Hank Azaria's Offer to Stop Voicing Apu on 'The Simpsons' Came Way Too Late
This week, Emmy Award-winning actor Hank Azaria finally offered to stop doing the voice of Apu, the Indian caricature on The Simpsons.
It only took nearly 30 years.
While Azaria is getting some kudos for his willingness to acknowledge the inherent racism of the Apu character, which was highlighted in the Hari Kondabolu documentary The Problem With Apu, the question is why it’s taken so long. In fact, just a few weeks ago, The Simpsons almost seemed to openly resist the idea of ever changing Apu’s voice.

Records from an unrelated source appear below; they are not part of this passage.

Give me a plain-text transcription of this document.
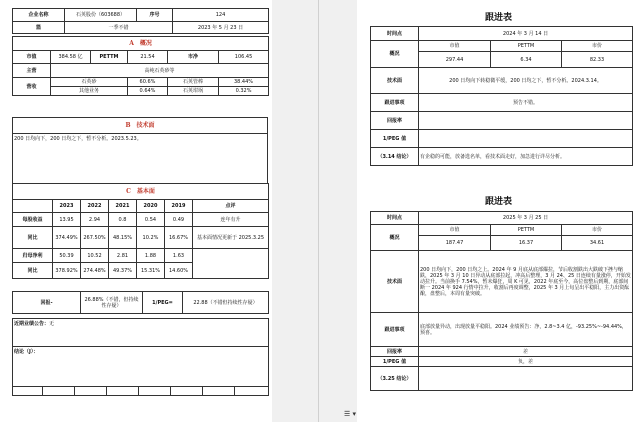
企业名称	石英股份（603688）	序号	124
篮	一季不错		2023 年 5 月 23 日
A　概况					
市值	384.58 亿	PETTM	21.54	市净	106.45
主营	高纯石英砂等				
营收	石英砂		60.6%	石英管棒	38.44%
	其他业务		0.64%	石英坩埚	0.32%
B　技术面
200 日均向下，200 日均之下，暂不分析。2023.5.23。
C　基本面						
	2023	2022	2021	2020	2019	点评
每股收益	13.95	2.94	0.8	0.54	0.49	连年有升
同比	374.49%	267.50%	48.15%	10.2%	16.67%	基本面情况更新于 2025.3.25
归母净利	50.39	10.52	2.81	1.88	1.63	
同比	378.92%	274.48%	49.37%	15.31%	14.60%	
回报-	26.88%（不错，但持续性存疑）	1/PEG=	22.88（不错但持续性存疑）
近期业绩公告：无
结论（J）：

跟进表
时间点	2024 年 3 月 14 日		
概况	市值	PETTM	市价
	297.44	6.34	82.33
技术面	200 日均向下转稳微平缓，200 日均之下，暂不分析。2024.3.14。		
跟进事项	预告不错。		
回报率			
1/PEG 值			
（3.14 结论）	有企稳的可能，放备选名单，看技术面走好，加急进行详尽分析。		
跟进表
时间点	2025 年 3 月 25 日		
概况	市值	PETTM	市价
	187.47	16.37	34.61
技术面	200 日均向下，200 日均之上。2024 年 9 月底从底部爆拉，节后收割跌出大跌破下挫与缩跌，2025 年 3 月 10 日异动从底部拉起，冲高后整理，3 月 24、25 日连续有量涨停，开始发动拉升。当前换手 7.54%，暂未爆狂，周 K 可见，2022 年底至今，高位盘整后到期，底部间断一 2024 年 924 行情中拉升，收割后再度调整，2025 年 3 月上旬呈出平稳阳，主力出资酝酿，盘整后，本周有量突破。		
跟进事项	底部放量异动，出现放量平稳阳。2024 业绩预告：净，2.8~3.4 亿，-93.25%~-94.44%，预喜。		
回报率	差		
1/PEG 值	负，差		
（3.25 结论）			
☰ ▾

But Azaria’s offer seems almost a little too late because of the impact Apu had on a generation of South Asian Americans (in particular Hindus), which Kondabolu so deftly noted in his documentary. Simply put, Apu was the bane of my existence in middle school—and occasionally high school. The Apu jokes were frequent, but so were the slights from my peers about Hinduism, given that The Simpsons occasionally took time to mock Hindu gods and goddesses.
The problem with Apu wasn’t just the voice and the caricature. The problem is that Apu represented something safe for white liberals to pick on without fear of repercussion, much in the same way that Family Guy frequently picks on Asian Americans. It showed an incredible lack of self-awareness by the writers of both shows, whose teams have long been lauded for infusing social commentary into their satirical looks into America’s changing landscape.
There was never any coordinated effort by Hindus—or even the greater South Asian community —to protest Apu in the 1990s, and so he became an inextricable part of Simpsons iconography. For those of us living as Indian Americans (and Hindus) at the time of the show’s rise, “Ay Caramba” was only the second most memorable line next to “Thank You, Come Again,” which Azaria weaponized for mean-minded teens.
Despite its presence in the country for nearly two centuries, as othered and exoticized as Hinduism has been in American discourse, Apu was akin to a frequent punch to the gut for many kids who struggled with their religious identities in settings where they were the minority. As scholars like Khyati Joshi have noted, the prevalence of Christian privilege can make being a Hindu—or being from any other non-Christian group—feel isolating. Apu—and the chilled monkey brains scene from Indiana Jones—made that isolation worse for many Hindus.
Azaria’s sort-of apology and offer to stop voicing Apu (and suggest hiring South Asian writers) just seems as if it’s a reaction to a belated movement to end an offensive stereotype. But if Azaria, Matt Groening and Fox had really wanted to do the right thing, they might have ended Apu long before he inflicted trauma on so many young Indian Americans and Hindus.